Storm impacts: ice accumulation, downed trees, and historic outage levels
The moment unfolded against an emergency response that officials and utility crews described as unusually complex for the region. In Nashville, the storm produced roughly 0.42 inches of ice, following earlier snowfall before freezing rain arrived. The weight of accumulating ice contributed to falling limbs and damaged power infrastructure, including broken utility poles and downed lines.

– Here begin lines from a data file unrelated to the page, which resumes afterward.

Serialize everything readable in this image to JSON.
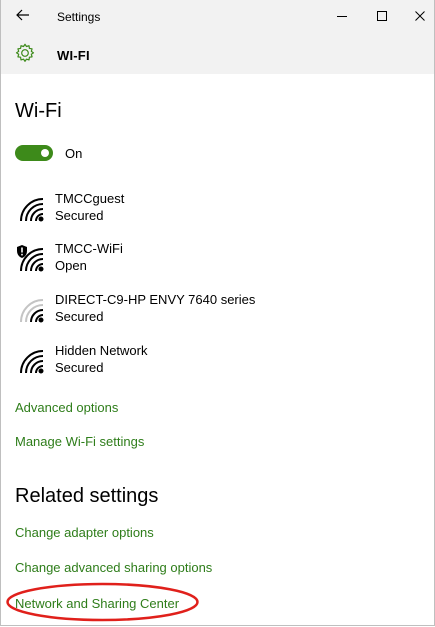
{
  "window": {
    "title": "Settings"
  },
  "header": {
    "title": "WI-FI"
  },
  "wifi": {
    "heading": "Wi-Fi",
    "toggle_state": "On"
  },
  "networks": [
    {
      "name": "TMCCguest",
      "status": "Secured",
      "shield": false,
      "signal": "full"
    },
    {
      "name": "TMCC-WiFi",
      "status": "Open",
      "shield": true,
      "signal": "full"
    },
    {
      "name": "DIRECT-C9-HP ENVY 7640 series",
      "status": "Secured",
      "shield": false,
      "signal": "weak"
    },
    {
      "name": "Hidden Network",
      "status": "Secured",
      "shield": false,
      "signal": "full"
    }
  ],
  "links": {
    "advanced": "Advanced options",
    "manage": "Manage Wi-Fi settings"
  },
  "related": {
    "heading": "Related settings",
    "adapter": "Change adapter options",
    "sharing": "Change advanced sharing options",
    "network_center": "Network and Sharing Center"
  },
  "colors": {
    "accent": "#3d8a1a",
    "link": "#2e7d1a",
    "annotation": "#e0201b"
  }
}
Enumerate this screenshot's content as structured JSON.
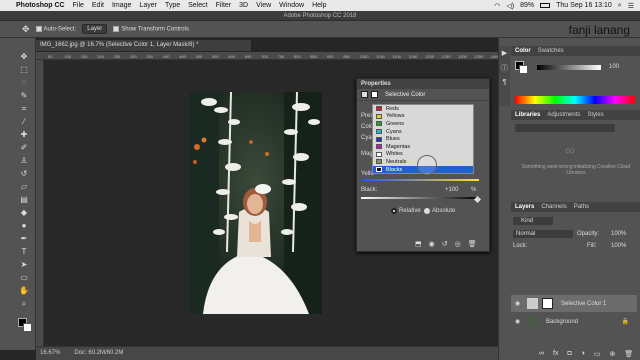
{
  "menubar": {
    "apple": "",
    "app": "Photoshop CC",
    "items": [
      "File",
      "Edit",
      "Image",
      "Layer",
      "Type",
      "Select",
      "Filter",
      "3D",
      "View",
      "Window",
      "Help"
    ],
    "battery": "89%",
    "datetime": "Thu Sep 16 13:10"
  },
  "window_title": "Adobe Photoshop CC 2018",
  "overlay_name": "fanji lanang",
  "options": {
    "auto_select": "Auto-Select:",
    "auto_select_value": "Layer",
    "show_transform": "Show Transform Controls"
  },
  "doc_tab": "IMG_1662.jpg @ 16.7% (Selective Color 1, Layer Mask/8) *",
  "ruler_ticks": [
    "50",
    "100",
    "150",
    "200",
    "250",
    "300",
    "350",
    "400",
    "450",
    "500",
    "550",
    "600",
    "650",
    "700",
    "750",
    "800",
    "850",
    "900",
    "950",
    "1000",
    "1050",
    "1100",
    "1150",
    "1200",
    "1250",
    "1300",
    "1350",
    "1400"
  ],
  "status": {
    "zoom": "16.67%",
    "doc": "Doc: 60.2M/60.2M"
  },
  "properties": {
    "title": "Properties",
    "adjustment": "Selective Color",
    "preset_label": "Prese",
    "colors_label": "Colors",
    "cyan_label": "Cyan",
    "magenta_label": "Mage",
    "yellow_label": "Yello",
    "black_label": "Black:",
    "black_value": "+100",
    "percent": "%",
    "relative": "Relative",
    "absolute": "Absolute",
    "dropdown": [
      {
        "label": "Reds",
        "color": "#cc2020"
      },
      {
        "label": "Yellows",
        "color": "#e8d020"
      },
      {
        "label": "Greens",
        "color": "#20a030"
      },
      {
        "label": "Cyans",
        "color": "#20b8d0"
      },
      {
        "label": "Blues",
        "color": "#2030c0"
      },
      {
        "label": "Magentas",
        "color": "#b020b0"
      },
      {
        "label": "Whites",
        "color": "#ffffff"
      },
      {
        "label": "Neutrals",
        "color": "#888888"
      },
      {
        "label": "Blacks",
        "color": "#111111"
      }
    ]
  },
  "panels": {
    "color_tabs": [
      "Color",
      "Swatches"
    ],
    "color_value": "100",
    "libraries_tabs": [
      "Libraries",
      "Adjustments",
      "Styles"
    ],
    "libraries_message": "Something went wrong initializing Creative Cloud Libraries",
    "layers_tabs": [
      "Layers",
      "Channels",
      "Paths"
    ],
    "kind": "Kind",
    "blend": "Normal",
    "opacity_label": "Opacity:",
    "opacity": "100%",
    "lock_label": "Lock:",
    "fill_label": "Fill:",
    "fill": "100%",
    "layers": [
      {
        "name": "Selective Color 1",
        "selected": true
      },
      {
        "name": "Background",
        "selected": false
      }
    ]
  }
}
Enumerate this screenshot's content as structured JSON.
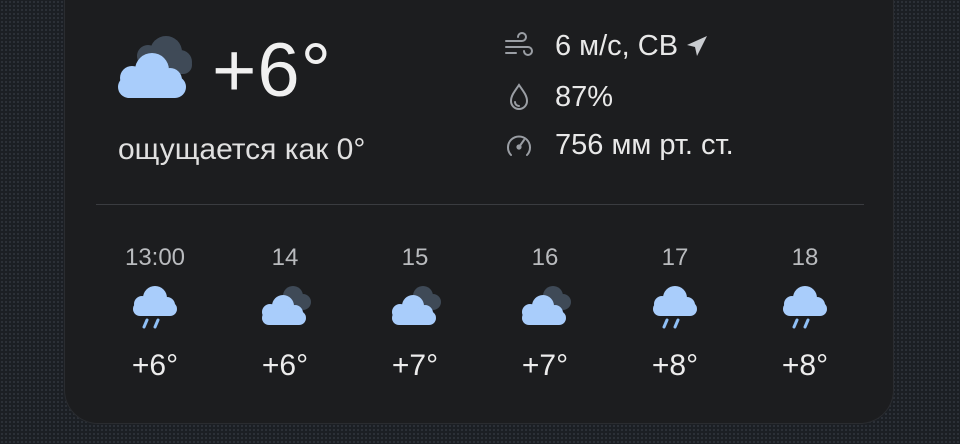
{
  "current": {
    "condition_icon": "cloudy-icon",
    "temperature": "+6°",
    "feels_like": "ощущается как 0°",
    "wind": "6 м/с, СВ",
    "humidity": "87%",
    "pressure": "756 мм рт. ст."
  },
  "hourly": [
    {
      "time": "13:00",
      "icon": "rain-icon",
      "temp": "+6°"
    },
    {
      "time": "14",
      "icon": "cloudy-icon",
      "temp": "+6°"
    },
    {
      "time": "15",
      "icon": "cloudy-icon",
      "temp": "+7°"
    },
    {
      "time": "16",
      "icon": "cloudy-icon",
      "temp": "+7°"
    },
    {
      "time": "17",
      "icon": "rain-icon",
      "temp": "+8°"
    },
    {
      "time": "18",
      "icon": "rain-icon",
      "temp": "+8°"
    }
  ],
  "colors": {
    "cloud_front": "#a9cdfb",
    "cloud_back": "#3f4a57",
    "rain": "#8fbff5",
    "background": "#1b1f24",
    "card": "#1c1d1f"
  }
}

Nashville Electric Service (NES), which serves much of the metro area, reported that outages peaked at about 230,000 customers during the event—its highest at one time on record. By the morning of January 26, the utility said approximately 175,000 customers remained without power, with at least 97 broken poles and more than 70 distribution circuits affected as crews continued restoration work.
Why neighbor checks matter during extended outages
Emergency managers and public safety agencies routinely emphasize that extended winter outages pose heightened risks for older adults and people with medical needs, particularly when temperatures drop and travel conditions deteriorate. Ice storms can also limit access for first responders and utility crews, prolonging restoration timelines and making it harder for residents to reach warming resources, pharmacies, and grocery stores.
In that context, brief welfare checks—especially on people who live alone—can help identify urgent needs such as loss of heat, inability to charge communication devices, or limited food supplies.
Safety reminders during ice storm recovery
- Stay away from downed power lines and assume lines are energized.
- Limit travel when roads are icy and debris remains in the roadway.
- If safe to do so, check on neighbors who may be isolated, particularly older adults.
The video’s central detail—that a 98-year-old resident had been sitting in a car to charge a phone—underscored how quickly routine needs can become urgent when widespread power loss follows an ice event.